Monday, November 14, 2011

Short-tailed Albatross Egg

The Short-tailed albatross pair has another egg this year.  We only saw the female here for one day, and now the male is incubating the egg.  So, in just over 2 months, we may have another chick.  I hope the weather is a bit better this winter so this chick doesn't get washed around like the last little bird.

The lead paint workers took the last flight home.  They got shade cloth placed around the cable houses, the old marine barracks, and most of the old buildings near the power plant.  They won't be able to remediate the lead paint from those buildings for a few more months, but at least the chicks this year won't be able to ingest the lead paint chips on the ground around those buildings.

Our volunteers are leaving this week after a lot of great work for us.  We wouldn't be able to do much at all without their help.  We'll have 4 new volunteers for the next 3 months who'll be very busy with a lot of albatross banding.

This is the male short-tailed albatross with it's egg.  We can tell it's the male because the female doesns't have her full adult plumage yet.  When she does, it will be difficult to tell them apart.

The lead paint workers helped us finally finish the 3 guzzlers on Eastern Island, so this is the last of my guzzler building photos.  The ducks will probably start using them as soon as they fill up with rain.

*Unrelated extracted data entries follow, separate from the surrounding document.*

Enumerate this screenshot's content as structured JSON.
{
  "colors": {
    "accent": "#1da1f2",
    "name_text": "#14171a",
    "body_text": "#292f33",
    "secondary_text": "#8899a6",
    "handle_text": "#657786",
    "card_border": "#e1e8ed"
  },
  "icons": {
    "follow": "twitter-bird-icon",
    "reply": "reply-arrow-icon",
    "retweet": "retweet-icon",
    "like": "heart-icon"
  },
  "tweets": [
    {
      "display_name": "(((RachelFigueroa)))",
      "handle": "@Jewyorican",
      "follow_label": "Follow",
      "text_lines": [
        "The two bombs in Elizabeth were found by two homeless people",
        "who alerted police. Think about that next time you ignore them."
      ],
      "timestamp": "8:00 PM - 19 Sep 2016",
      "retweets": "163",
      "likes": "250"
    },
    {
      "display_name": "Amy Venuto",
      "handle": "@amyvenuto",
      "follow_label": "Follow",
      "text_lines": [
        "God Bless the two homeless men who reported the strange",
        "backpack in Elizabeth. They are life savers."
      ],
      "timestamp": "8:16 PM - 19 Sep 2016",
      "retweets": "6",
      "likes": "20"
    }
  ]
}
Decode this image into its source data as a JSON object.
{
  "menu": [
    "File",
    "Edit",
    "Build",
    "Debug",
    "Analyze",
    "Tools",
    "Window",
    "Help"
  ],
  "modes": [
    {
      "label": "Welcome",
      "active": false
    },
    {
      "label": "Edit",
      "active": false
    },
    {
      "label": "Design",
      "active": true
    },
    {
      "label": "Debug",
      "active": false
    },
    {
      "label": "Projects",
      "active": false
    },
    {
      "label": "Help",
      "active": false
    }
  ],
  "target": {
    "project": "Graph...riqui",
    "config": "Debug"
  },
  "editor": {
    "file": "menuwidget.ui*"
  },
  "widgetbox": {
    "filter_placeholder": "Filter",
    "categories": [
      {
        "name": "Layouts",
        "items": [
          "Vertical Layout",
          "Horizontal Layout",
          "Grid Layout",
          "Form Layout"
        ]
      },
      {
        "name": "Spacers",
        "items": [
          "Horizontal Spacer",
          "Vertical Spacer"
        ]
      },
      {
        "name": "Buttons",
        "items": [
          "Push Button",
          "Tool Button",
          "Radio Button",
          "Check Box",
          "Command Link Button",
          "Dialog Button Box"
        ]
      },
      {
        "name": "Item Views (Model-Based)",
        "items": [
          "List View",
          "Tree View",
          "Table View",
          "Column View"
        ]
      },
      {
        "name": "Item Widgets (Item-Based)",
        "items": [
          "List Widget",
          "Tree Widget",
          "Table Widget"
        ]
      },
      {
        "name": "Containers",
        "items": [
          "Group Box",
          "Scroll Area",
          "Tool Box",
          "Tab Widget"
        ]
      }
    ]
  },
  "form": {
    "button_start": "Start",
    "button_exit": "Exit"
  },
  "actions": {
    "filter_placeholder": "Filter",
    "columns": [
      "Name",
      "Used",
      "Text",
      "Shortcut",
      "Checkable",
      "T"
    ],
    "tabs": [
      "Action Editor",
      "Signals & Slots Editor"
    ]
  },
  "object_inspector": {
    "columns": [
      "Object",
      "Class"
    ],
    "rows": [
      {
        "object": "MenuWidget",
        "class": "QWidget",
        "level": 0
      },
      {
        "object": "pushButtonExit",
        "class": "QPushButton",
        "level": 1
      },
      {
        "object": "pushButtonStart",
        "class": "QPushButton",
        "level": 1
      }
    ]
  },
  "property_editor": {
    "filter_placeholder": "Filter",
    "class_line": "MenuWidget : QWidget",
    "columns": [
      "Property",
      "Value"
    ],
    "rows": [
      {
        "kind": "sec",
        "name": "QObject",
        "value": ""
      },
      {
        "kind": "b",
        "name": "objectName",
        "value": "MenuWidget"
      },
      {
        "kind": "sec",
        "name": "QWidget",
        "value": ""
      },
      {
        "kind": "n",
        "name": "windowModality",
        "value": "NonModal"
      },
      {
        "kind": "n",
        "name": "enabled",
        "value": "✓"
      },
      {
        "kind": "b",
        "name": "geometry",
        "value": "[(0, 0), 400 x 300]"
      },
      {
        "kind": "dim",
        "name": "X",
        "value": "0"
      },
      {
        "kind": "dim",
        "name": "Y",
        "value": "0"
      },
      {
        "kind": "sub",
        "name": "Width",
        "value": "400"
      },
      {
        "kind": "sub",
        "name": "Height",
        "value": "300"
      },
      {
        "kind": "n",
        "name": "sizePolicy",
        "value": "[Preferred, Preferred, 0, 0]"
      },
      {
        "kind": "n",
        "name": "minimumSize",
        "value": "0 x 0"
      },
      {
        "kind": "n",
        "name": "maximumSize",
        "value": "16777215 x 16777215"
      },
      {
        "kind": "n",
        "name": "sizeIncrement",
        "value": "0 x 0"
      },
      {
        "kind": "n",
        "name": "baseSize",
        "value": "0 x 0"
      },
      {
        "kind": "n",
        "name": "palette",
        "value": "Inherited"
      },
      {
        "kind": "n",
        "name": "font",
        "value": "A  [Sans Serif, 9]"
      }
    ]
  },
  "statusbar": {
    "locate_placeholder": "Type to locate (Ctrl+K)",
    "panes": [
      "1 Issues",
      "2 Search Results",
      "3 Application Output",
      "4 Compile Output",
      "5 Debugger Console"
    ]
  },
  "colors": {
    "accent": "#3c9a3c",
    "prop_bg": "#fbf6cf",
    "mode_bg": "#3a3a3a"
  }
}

The Black-footed albatrosses are waiting on the old runway on Eastern Island.  They don't want to push through the verbesina until they have to lay their eggs.
This is the view from my backyard.  We have quite a few Laysan albatrosses now.

On our way to snorkel, Eamon hopped into the water to save a Wedge-tailed shearwater that was waterlogged and couldn't fly.  We dropped it off back at the pier so it could dry off and try to fly again later.

The weather was nice enough to go snorkel outside the reef.  The water is deeper, so we see a lot of different fish than inside the atoll, but there isn't much nice coral out there, at least in this area.  This is Dani checking under a ledge for fish.

Here's a couple of Galapagos sharks checking us out.  There were 3 at one point.  They weren't aggressive and just wanted to see what we were up to, so we weren't worried about them.  Those are John Klavitter's feet in the photo.


Mark said...

Hye their Pete if you could please visit my blog about flags i need a UM flag ;)

Pete Prellwitz said...

Hey, Pete!

Just a thank you from another Pete for the terrific blog you have up here.